Locomotion in simulated and real microgravity: horizontal suspension vs. parabolic flight.

INTRODUCTION: The effect of reducing gravity on locomotion has been studied using microgravity analogues. However, there is no known literature comparing locomotion in actual microgravity (AM) to locomotion in simulated microgravity (SM). METHODS: Five subjects were tested while walking at 1.34 m x s(-1) and running at 3.13 m x s(-1) on a treadmill during parabolic flight and on a microgravity simulator. The external load (EL) in AM and SM was provided by elastomer bungees at approximately 55% (low) and 90% (high) of the subjects' bodyweight (BW). Lower body joint kinematics and ground reaction forces were measured during each condition. Effect size and its 95% confidence interval were computed between gravitational conditions for each outcome variable. RESULTS: In AM, subjects attained approximately 15-21 degrees greater hip flexion during walking and 19-25 degrees greater hip flexion during running. Hip range of motion was greater in AM during running by approximately 12-17 degrees. Trunk motion was 4 degrees less in SM than AM during walking. Peak impact force was greater in SM than in AM during walking with a low EL (SM = 0.95 +/- 0.04 BW; AM = 0.76 +/- 0.04 BW) and contact times were greater in SM. CONCLUSIONS: Subtle differences exist in locomotion patterns, temporal kinematics, and peak impact ground reaction forces between AM and SM. The differences suggest possible adaptations in the motor coordination required between gravitational condition, and potential differences in adaptations that are dependent upon if training occurs in actual or simulated microgravity.

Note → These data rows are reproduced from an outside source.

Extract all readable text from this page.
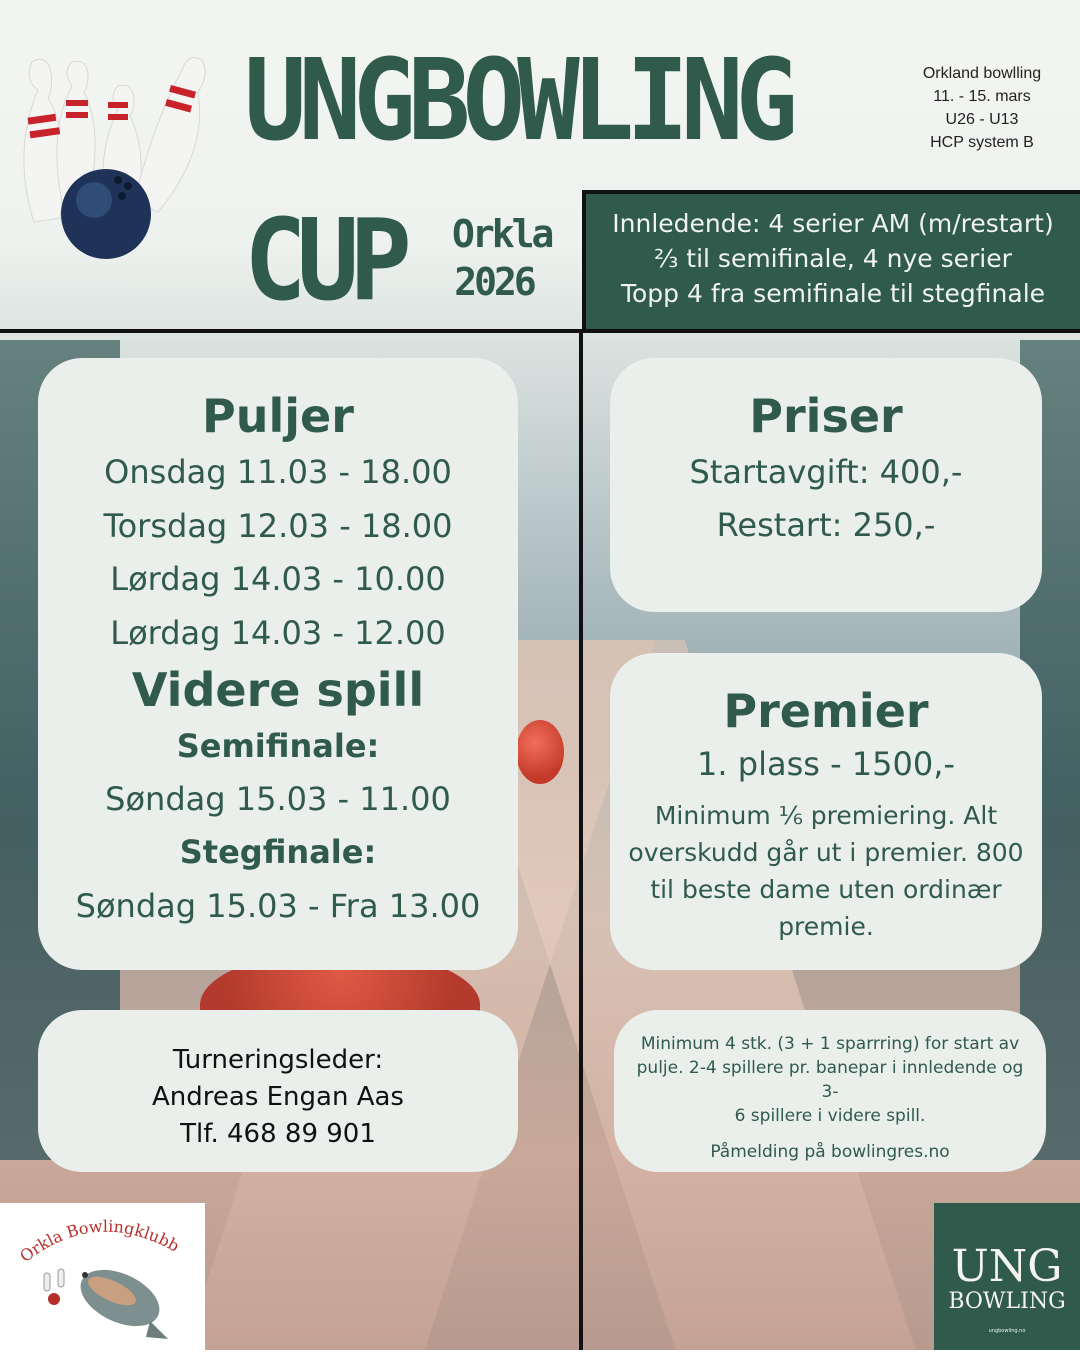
UNGBOWLING
CUP Orkla
2026
Orkland bowlling
11. - 15. mars
U26 - U13
HCP system B
Innledende: 4 serier AM (m/restart)
⅔ til semifinale, 4 nye serier
Topp 4 fra semifinale til stegfinale
Puljer
Onsdag 11.03 - 18.00
Torsdag 12.03 - 18.00
Lørdag 14.03 - 10.00
Lørdag 14.03 - 12.00
Videre spill
Semifinale:
Søndag 15.03 - 11.00
Stegfinale:
Søndag 15.03 - Fra 13.00
Priser
Startavgift: 400,-
Restart: 250,-
Premier
1. plass - 1500,-
Minimum ⅙ premiering. Alt
overskudd går ut i premier. 800
til beste dame uten ordinær
premie.
Turneringsleder:
Andreas Engan Aas
Tlf. 468 89 901
Minimum 4 stk. (3 + 1 sparrring) for start av
pulje. 2-4 spillere pr. banepar i innledende og 3-
6 spillere i videre spill.
Påmelding på bowlingres.no
Orkla Bowlingklubb	UNG
BOWLING
ungbowling.no
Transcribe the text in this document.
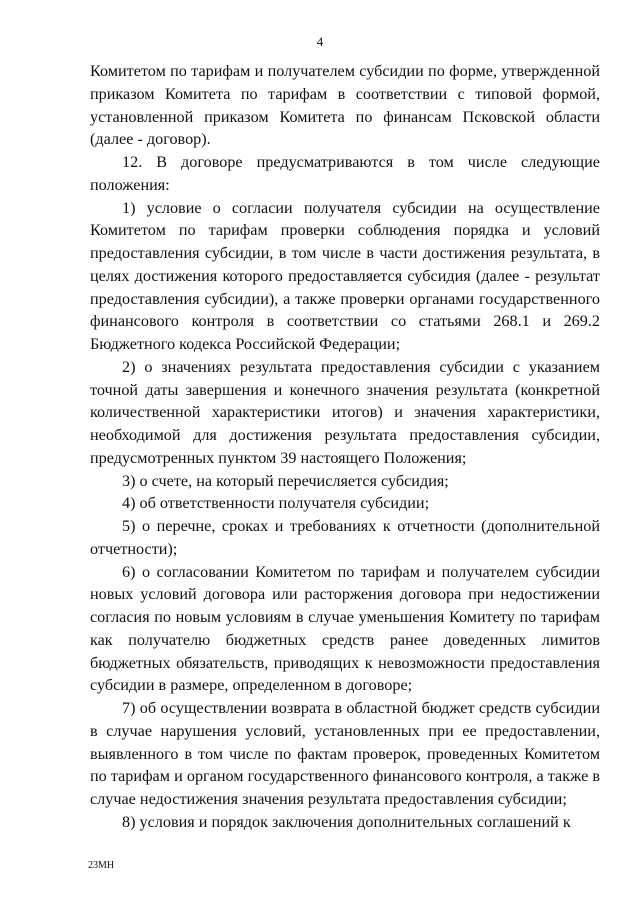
4

Комитетом по тарифам и получателем субсидии по форме, утвержденной приказом Комитета по тарифам в соответствии с типовой формой, установленной приказом Комитета по финансам Псковской области (далее - договор).

12. В договоре предусматриваются в том числе следующие положения:

1) условие о согласии получателя субсидии на осуществление Комитетом по тарифам проверки соблюдения порядка и условий предоставления субсидии, в том числе в части достижения результата, в целях достижения которого предоставляется субсидия (далее - результат предоставления субсидии), а также проверки органами государственного финансового контроля в соответствии со статьями 268.1 и 269.2 Бюджетного кодекса Российской Федерации;

2) о значениях результата предоставления субсидии с указанием точной даты завершения и конечного значения результата (конкретной количественной характеристики итогов) и значения характеристики, необходимой для достижения результата предоставления субсидии, предусмотренных пунктом 39 настоящего Положения;

3) о счете, на который перечисляется субсидия;

4) об ответственности получателя субсидии;

5) о перечне, сроках и требованиях к отчетности (дополнительной отчетности);

6) о согласовании Комитетом по тарифам и получателем субсидии новых условий договора или расторжения договора при недостижении согласия по новым условиям в случае уменьшения Комитету по тарифам как получателю бюджетных средств ранее доведенных лимитов бюджетных обязательств, приводящих к невозможности предоставления субсидии в размере, определенном в договоре;

7) об осуществлении возврата в областной бюджет средств субсидии в случае нарушения условий, установленных при ее предоставлении, выявленного в том числе по фактам проверок, проведенных Комитетом по тарифам и органом государственного финансового контроля, а также в случае недостижения значения результата предоставления субсидии;

8) условия и порядок заключения дополнительных соглашений к

23МН
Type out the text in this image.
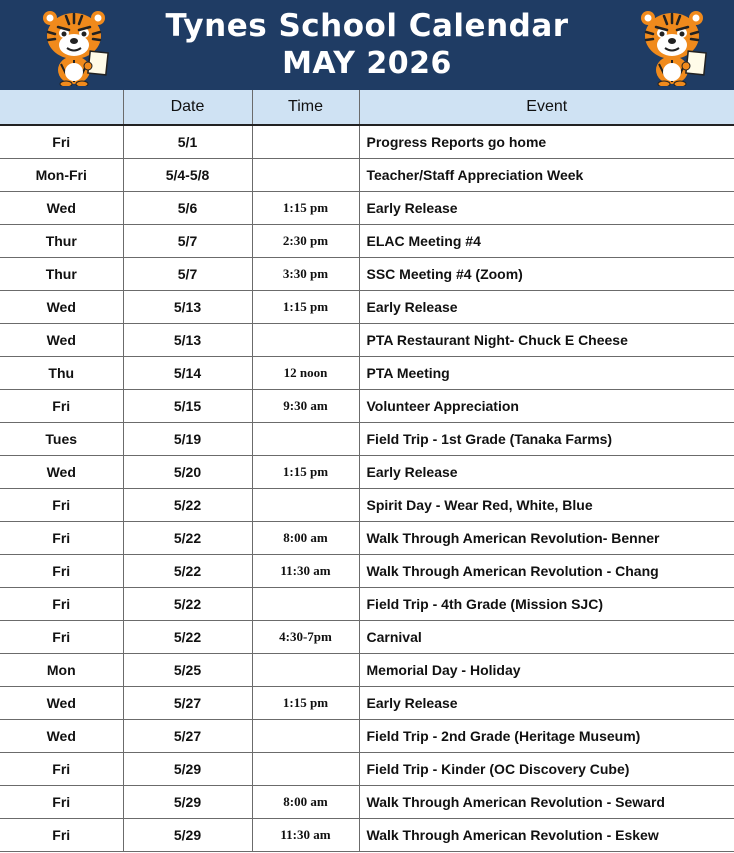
Tynes School Calendar
MAY 2026
	Date	Time	Event
Fri	5/1		Progress Reports go home
Mon-Fri	5/4-5/8		Teacher/Staff Appreciation Week
Wed	5/6	1:15 pm	Early Release
Thur	5/7	2:30 pm	ELAC Meeting #4
Thur	5/7	3:30 pm	SSC Meeting #4 (Zoom)
Wed	5/13	1:15 pm	Early Release
Wed	5/13		PTA Restaurant Night- Chuck E Cheese
Thu	5/14	12 noon	PTA Meeting
Fri	5/15	9:30 am	Volunteer Appreciation
Tues	5/19		Field Trip - 1st Grade (Tanaka Farms)
Wed	5/20	1:15 pm	Early Release
Fri	5/22		Spirit Day - Wear Red, White, Blue
Fri	5/22	8:00 am	Walk Through American Revolution- Benner
Fri	5/22	11:30 am	Walk Through American Revolution - Chang
Fri	5/22		Field Trip - 4th Grade (Mission SJC)
Fri	5/22	4:30-7pm	Carnival
Mon	5/25		Memorial Day - Holiday
Wed	5/27	1:15 pm	Early Release
Wed	5/27		Field Trip - 2nd Grade (Heritage Museum)
Fri	5/29		Field Trip - Kinder (OC Discovery Cube)
Fri	5/29	8:00 am	Walk Through American Revolution - Seward
Fri	5/29	11:30 am	Walk Through American Revolution - Eskew
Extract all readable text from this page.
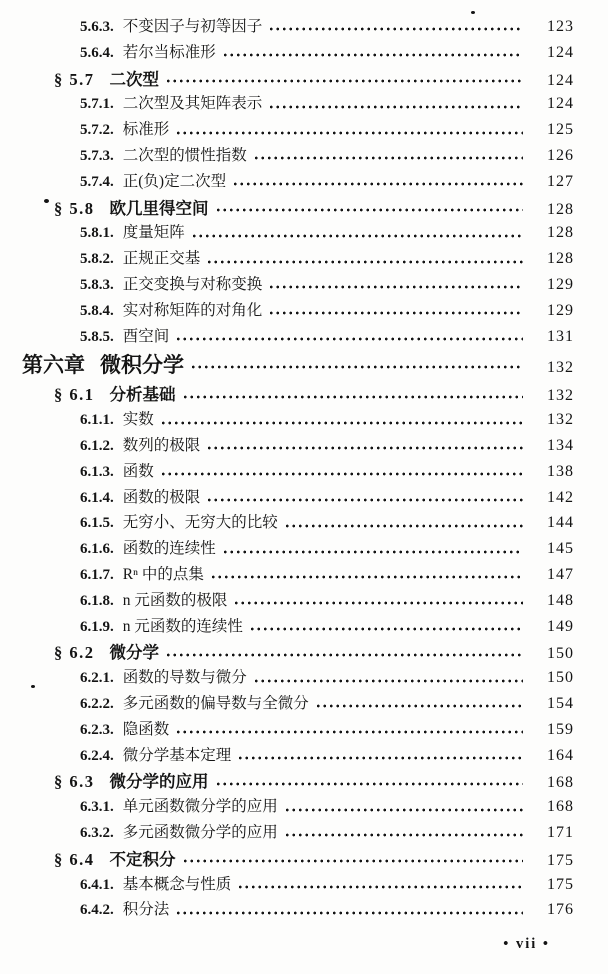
5.6.3. 不变因子与初等因子	123
5.6.4. 若尔当标准形	124
§ 5.7 二次型	124
5.7.1. 二次型及其矩阵表示	124
5.7.2. 标准形	125
5.7.3. 二次型的惯性指数	126
5.7.4. 正(负)定二次型	127
§ 5.8 欧几里得空间	128
5.8.1. 度量矩阵	128
5.8.2. 正规正交基	128
5.8.3. 正交变换与对称变换	129
5.8.4. 实对称矩阵的对角化	129
5.8.5. 酉空间	131
第六章 微积分学	132
§ 6.1 分析基础	132
6.1.1. 实数	132
6.1.2. 数列的极限	134
6.1.3. 函数	138
6.1.4. 函数的极限	142
6.1.5. 无穷小、无穷大的比较	144
6.1.6. 函数的连续性	145
6.1.7. Rⁿ 中的点集	147
6.1.8. n 元函数的极限	148
6.1.9. n 元函数的连续性	149
§ 6.2 微分学	150
6.2.1. 函数的导数与微分	150
6.2.2. 多元函数的偏导数与全微分	154
6.2.3. 隐函数	159
6.2.4. 微分学基本定理	164
§ 6.3 微分学的应用	168
6.3.1. 单元函数微分学的应用	168
6.3.2. 多元函数微分学的应用	171
§ 6.4 不定积分	175
6.4.1. 基本概念与性质	175
6.4.2. 积分法	176
• vii •
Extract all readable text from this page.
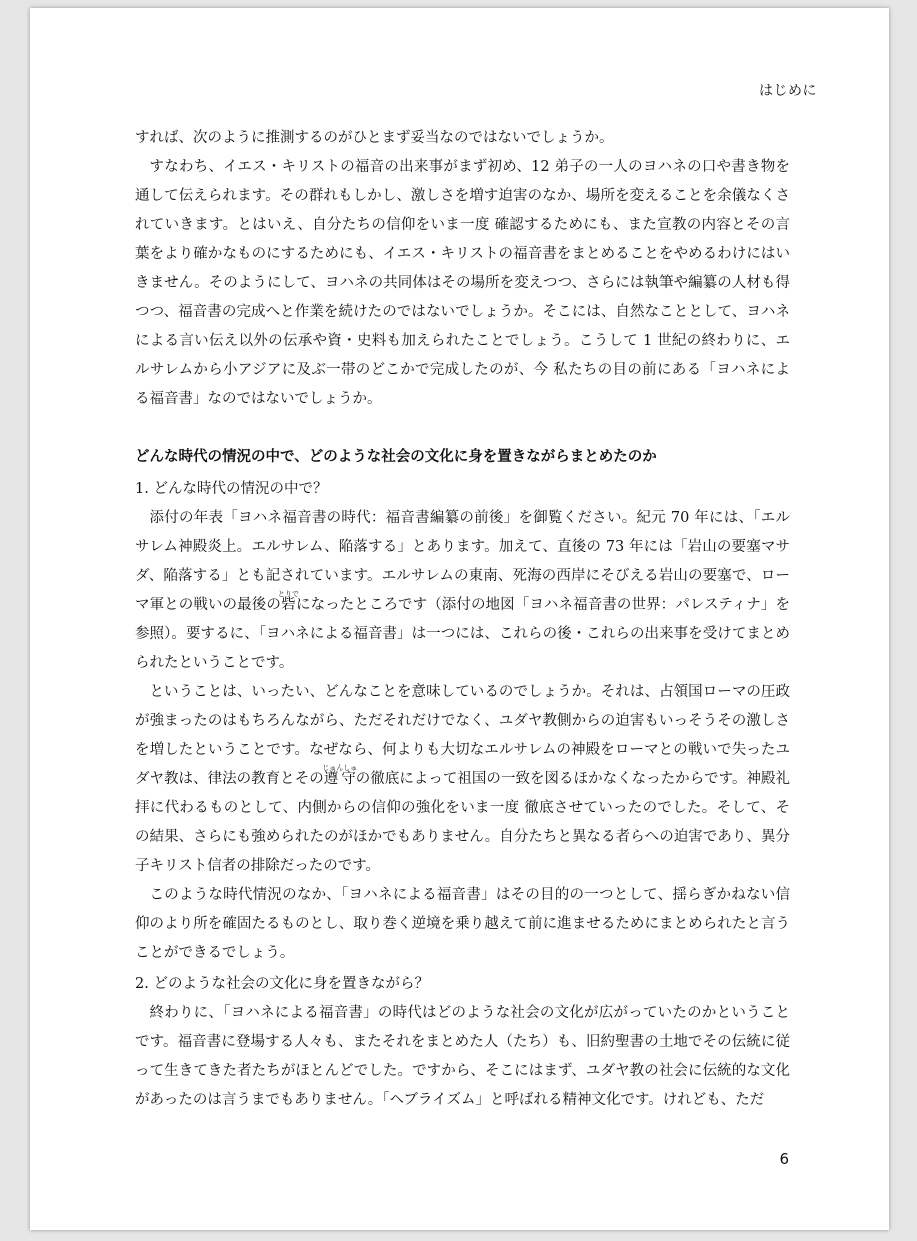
はじめに

すれば、次のように推測するのがひとまず妥当なのではないでしょうか。

すなわち、イエス・キリストの福音の出来事がまず初め、12 弟子の一人のヨハネの口や書き物を通して伝えられます。その群れもしかし、激しさを増す迫害のなか、場所を変えることを余儀なくされていきます。とはいえ、自分たちの信仰をいま一度 確認するためにも、また宣教の内容とその言葉をより確かなものにするためにも、イエス・キリストの福音書をまとめることをやめるわけにはいきません。そのようにして、ヨハネの共同体はその場所を変えつつ、さらには執筆や編纂の人材も得つつ、福音書の完成へと作業を続けたのではないでしょうか。そこには、自然なこととして、ヨハネによる言い伝え以外の伝承や資・史料も加えられたことでしょう。こうして 1 世紀の終わりに、エルサレムから小アジアに及ぶ一帯のどこかで完成したのが、今 私たちの目の前にある「ヨハネによる福音書」なのではないでしょうか。

どんな時代の情況の中で、どのような社会の文化に身を置きながらまとめたのか

1. どんな時代の情況の中で？

添付の年表「ヨハネ福音書の時代：福音書編纂の前後」を御覧ください。紀元 70 年には、「エルサレム神殿炎上。エルサレム、陥落する」とあります。加えて、直後の 73 年には「岩山の要塞マサダ、陥落する」とも記されています。エルサレムの東南、死海の西岸にそびえる岩山の要塞で、ローマ軍との戦いの最後の砦とりでになったところです（添付の地図「ヨハネ福音書の世界：パレスティナ」を参照）。要するに、「ヨハネによる福音書」は一つには、これらの後・これらの出来事を受けてまとめられたということです。

ということは、いったい、どんなことを意味しているのでしょうか。それは、占領国ローマの圧政が強まったのはもちろんながら、ただそれだけでなく、ユダヤ教側からの迫害もいっそうその激しさを増したということです。なぜなら、何よりも大切なエルサレムの神殿をローマとの戦いで失ったユダヤ教は、律法の教育とその遵守じゅんしゅの徹底によって祖国の一致を図るほかなくなったからです。神殿礼拝に代わるものとして、内側からの信仰の強化をいま一度 徹底させていったのでした。そして、その結果、さらにも強められたのがほかでもありません。自分たちと異なる者らへの迫害であり、異分子キリスト信者の排除だったのです。

このような時代情況のなか、「ヨハネによる福音書」はその目的の一つとして、揺らぎかねない信仰のより所を確固たるものとし、取り巻く逆境を乗り越えて前に進ませるためにまとめられたと言うことができるでしょう。

2. どのような社会の文化に身を置きながら？

終わりに、「ヨハネによる福音書」の時代はどのような社会の文化が広がっていたのかということです。福音書に登場する人々も、またそれをまとめた人（たち）も、旧約聖書の土地でその伝統に従って生きてきた者たちがほとんどでした。ですから、そこにはまず、ユダヤ教の社会に伝統的な文化があったのは言うまでもありません。「ヘブライズム」と呼ばれる精神文化です。けれども、ただ

6
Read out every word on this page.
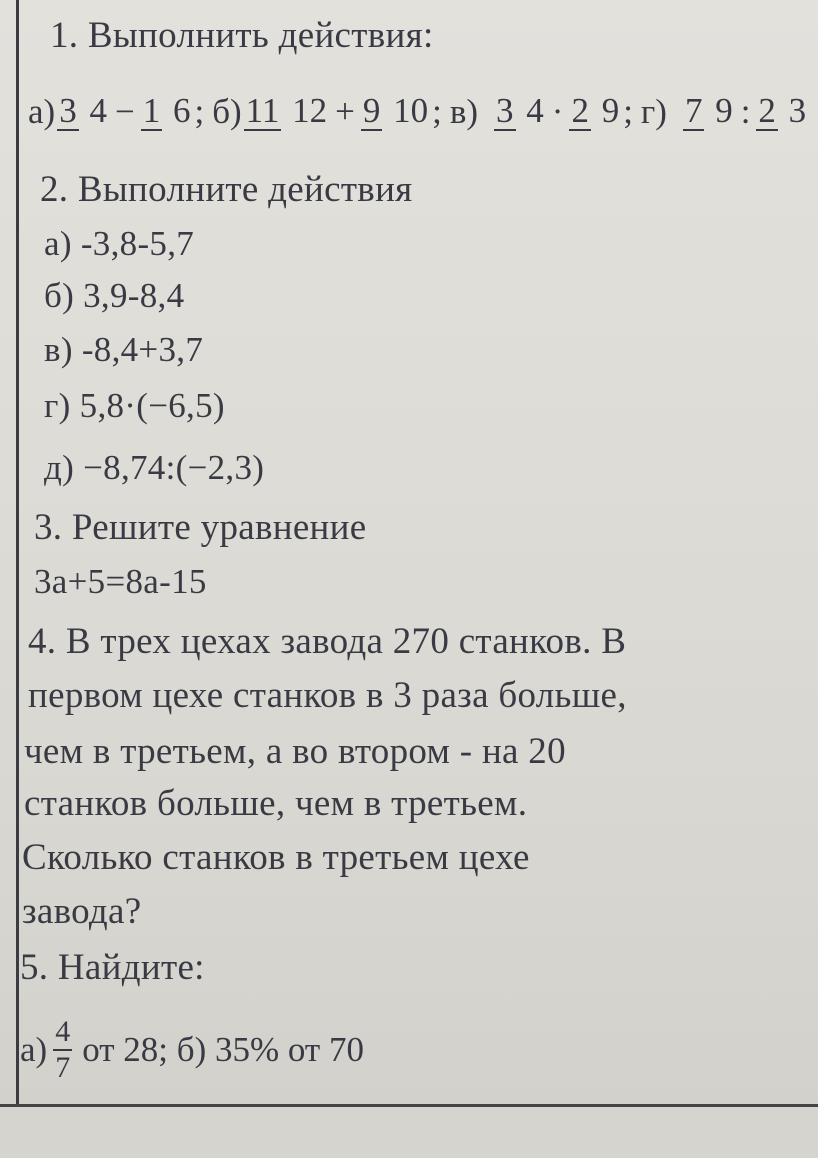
1. Выполнить действия:
а) 3 4 − 1 6 ; б) 11 12 + 9 10 ; в) 3 4 · 2 9 ; г) 7 9 : 2 3
2. Выполните действия
а) -3,8-5,7
б) 3,9-8,4
в) -8,4+3,7
г) 5,8·(−6,5)
д) −8,74:(−2,3)
3. Решите уравнение
3a+5=8a-15
4. В трех цехах завода 270 станков. В
первом цехе станков в 3 раза больше,
чем в третьем, а во втором - на 20
станков больше, чем в третьем.
Сколько станков в третьем цехе
завода?
5. Найдите:
$а) \frac{4}{7}$ от 28; б) 35% от 70
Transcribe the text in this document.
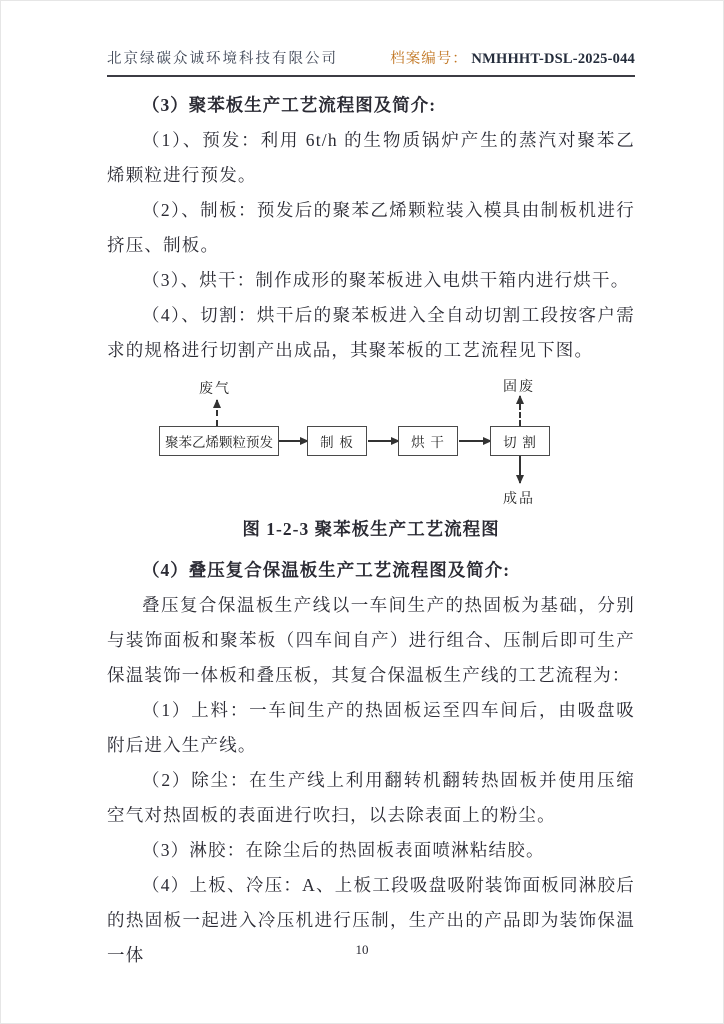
北京绿碳众诚环境科技有限公司	档案编号： NMHHHT-DSL-2025-044
（3）聚苯板生产工艺流程图及简介:

（1）、预发：利用 6t/h 的生物质锅炉产生的蒸汽对聚苯乙烯颗粒进行预发。

（2）、制板：预发后的聚苯乙烯颗粒装入模具由制板机进行挤压、制板。

（3）、烘干：制作成形的聚苯板进入电烘干箱内进行烘干。

（4）、切割：烘干后的聚苯板进入全自动切割工段按客户需求的规格进行切割产出成品，其聚苯板的工艺流程见下图。

废气	固废
成品
聚苯乙烯颗粒预发	制 板	烘 干	切 割
图 1-2-3 聚苯板生产工艺流程图
（4）叠压复合保温板生产工艺流程图及简介:

叠压复合保温板生产线以一车间生产的热固板为基础，分别与装饰面板和聚苯板（四车间自产）进行组合、压制后即可生产保温装饰一体板和叠压板，其复合保温板生产线的工艺流程为：

（1）上料：一车间生产的热固板运至四车间后，由吸盘吸附后进入生产线。

（2）除尘：在生产线上利用翻转机翻转热固板并使用压缩空气对热固板的表面进行吹扫，以去除表面上的粉尘。

（3）淋胶：在除尘后的热固板表面喷淋粘结胶。

（4）上板、冷压：A、上板工段吸盘吸附装饰面板同淋胶后的热固板一起进入冷压机进行压制，生产出的产品即为装饰保温一体	10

Jumping in simulated and true microgravity: response to maximal efforts with three landing types.

BACKGROUND: Exercise is a promising countermeasure to the physiological deconditioning experienced in microgravity, but has not proven effective in eliminating the ongoing loss of bone mineral, most likely due to the lack of high-impact forces and loading rates during in-flight activity. We wanted to determine lower-extremity response to high-impact jumping exercises in true and simulated microgravity and establish if 1-G force magnitudes can be achieved in a weightless environment. METHODS: Jumping experiments were performed in a ground-based zero-gravity simulator (ZGS) in 1 G, and during parabolic flight with a gravity-replacement system. There were 12 subjects who participated in the study, with 4 subjects common to both conditions. Force, loading rates, jump height, and kinematics were analyzed during jumps with three distinct landings: two-footed toe-heel, one-footed toe-heel, and flat-footed. Gravity replacement loads of 45%, 60%, 75%, and 100% bodyweight were used in the ZGS; because of time constraints, these loads were limited to 60% and 75% bodyweight in parabolic flight. RESULTS: Average peak ground-reaction forces during landing ranged between 1902+/-607 and 2631+/-663 N in the ZGS and between 1683+/-807 and 2683+/-1174 N in the KC-135. No significant differences were found between the simulated and true microgravity conditions, but neither condition achieved the magnitudes found in 1 G. CONCLUSION: Data support the hypothesis that jumping exercises can impart high-impact forces during weightlessness and that the custom-designed ZGS will replicate what is experienced in true microgravity.